夏雨如丝,洋洋洒洒地飘落在地上,空气中弥漫着温暖和清新的气息。讲台上的少女脸上挂着笑,白色连衣裙在夏天的衬托下似是添上了一层绿意。
“大家好,我叫白竹桃。”少女简单的做了自我介绍,面对全班的目光她没有丝毫怯场,反而始终噙着笑,显得十分温婉、大气。

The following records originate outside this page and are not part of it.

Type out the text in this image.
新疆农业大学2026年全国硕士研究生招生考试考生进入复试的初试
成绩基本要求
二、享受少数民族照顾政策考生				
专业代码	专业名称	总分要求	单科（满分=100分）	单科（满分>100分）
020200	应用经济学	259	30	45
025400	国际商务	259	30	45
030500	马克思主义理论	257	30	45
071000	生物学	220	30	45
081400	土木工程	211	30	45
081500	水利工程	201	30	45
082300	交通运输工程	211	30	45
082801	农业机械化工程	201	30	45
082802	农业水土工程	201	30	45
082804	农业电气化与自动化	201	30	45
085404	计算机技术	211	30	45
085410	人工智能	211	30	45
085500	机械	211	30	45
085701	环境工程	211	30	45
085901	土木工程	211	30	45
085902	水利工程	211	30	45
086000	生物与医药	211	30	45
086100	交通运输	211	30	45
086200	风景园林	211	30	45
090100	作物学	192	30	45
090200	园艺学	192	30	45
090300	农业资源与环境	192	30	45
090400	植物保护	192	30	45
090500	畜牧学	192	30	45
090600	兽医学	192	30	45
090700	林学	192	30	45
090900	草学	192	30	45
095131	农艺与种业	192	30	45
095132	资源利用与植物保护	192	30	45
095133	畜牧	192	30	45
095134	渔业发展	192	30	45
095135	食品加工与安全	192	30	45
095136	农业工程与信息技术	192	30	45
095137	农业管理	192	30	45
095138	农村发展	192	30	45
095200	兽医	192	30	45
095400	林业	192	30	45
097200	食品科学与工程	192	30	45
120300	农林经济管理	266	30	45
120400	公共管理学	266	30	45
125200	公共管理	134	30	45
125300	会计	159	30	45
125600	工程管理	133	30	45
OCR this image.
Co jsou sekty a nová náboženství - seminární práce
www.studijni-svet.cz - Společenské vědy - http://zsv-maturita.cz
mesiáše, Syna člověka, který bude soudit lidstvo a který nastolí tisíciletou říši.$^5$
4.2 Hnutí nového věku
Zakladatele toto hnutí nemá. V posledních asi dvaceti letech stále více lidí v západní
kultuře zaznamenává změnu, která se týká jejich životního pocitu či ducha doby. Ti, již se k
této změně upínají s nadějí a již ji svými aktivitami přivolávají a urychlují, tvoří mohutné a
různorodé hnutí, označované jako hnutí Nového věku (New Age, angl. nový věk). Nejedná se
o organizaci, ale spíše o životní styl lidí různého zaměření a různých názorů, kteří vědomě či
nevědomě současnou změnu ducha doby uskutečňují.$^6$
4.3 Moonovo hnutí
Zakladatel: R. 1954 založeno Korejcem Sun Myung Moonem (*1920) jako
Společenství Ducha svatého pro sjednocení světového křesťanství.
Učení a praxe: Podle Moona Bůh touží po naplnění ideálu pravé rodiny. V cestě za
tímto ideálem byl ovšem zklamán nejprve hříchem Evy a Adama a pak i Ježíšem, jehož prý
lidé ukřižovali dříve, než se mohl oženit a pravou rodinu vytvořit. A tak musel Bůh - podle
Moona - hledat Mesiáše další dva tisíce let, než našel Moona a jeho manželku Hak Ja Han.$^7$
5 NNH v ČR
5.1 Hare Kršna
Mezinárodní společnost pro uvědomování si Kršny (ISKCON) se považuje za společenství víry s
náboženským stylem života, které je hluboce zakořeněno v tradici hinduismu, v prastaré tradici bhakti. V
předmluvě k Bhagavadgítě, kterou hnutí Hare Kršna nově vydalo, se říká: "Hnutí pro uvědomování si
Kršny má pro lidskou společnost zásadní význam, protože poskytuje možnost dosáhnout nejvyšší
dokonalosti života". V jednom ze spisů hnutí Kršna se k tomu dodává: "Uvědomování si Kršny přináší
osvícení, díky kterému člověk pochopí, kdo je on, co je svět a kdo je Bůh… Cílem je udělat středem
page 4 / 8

“行了,下去吧。”班任挥了挥手,示意白竹桃坐到后排的空位上。
待白竹桃坐下时,大家收回了目光,他们早就听说过今年有个插班生,但能来15班的总归不是什么好鸟,没想到,新同学不仅没有想像中的浓妆艳抹,更没有满头大波浪,他们清晰地记得少女白得些许病态的样子,整个人柔柔弱弱的,虽然不是一眼惊艳的长相,可气质却没来由的高雅。他们不禁开始同情她,毕竟她身边坐的可不是一般人……
时光飞逝,铃声如洪钟般响起,教室却出奇的安静。
“程霖。”白竹桃轻轻拍了拍前桌的肩膀,出声打破寂静,“现在能带我去领下校服吗?”
被唤作程霖的女孩回头笑了笑,道:“不好意思,我不知道去哪领,不过……”她停顿了一下,眼底笑意更甚,继续道:“你同桌是生活委员,问问他呗。”语罢,班上的人微不可查的变了表情,几乎都憋着笑。
当她是傻子吗?
白竹桃扯着唇角道了句谢谢,转头望向了身旁的“生活委员”。
少年正伏在课桌上,头侧向一边,从白竹桃的视角来看就只能看见他毛绒绒的头顶。
“程霖你他妈觉得我很闲?”椅子与地面摩擦发出刺耳的声音,刚还在睡觉的少年突然直起身,懒散地向后靠去,一双漆黑的眸子一眨不眨地盯着程霖。
“开个玩笑嘛,江哥别建议哈。”程霖被盯得发毛,直打哈哈。
江遥冷笑一声,手指有意无意地敲打着白竹桃的课桌,得寸进尺道:“让你开了?”
……
班上陷入鬼一般的沉寂。
“那个…”白竹桃见场面因为江遥彻底冷了下来,开口缓了缓气氛,“要上课了,谁是生活委员啊。”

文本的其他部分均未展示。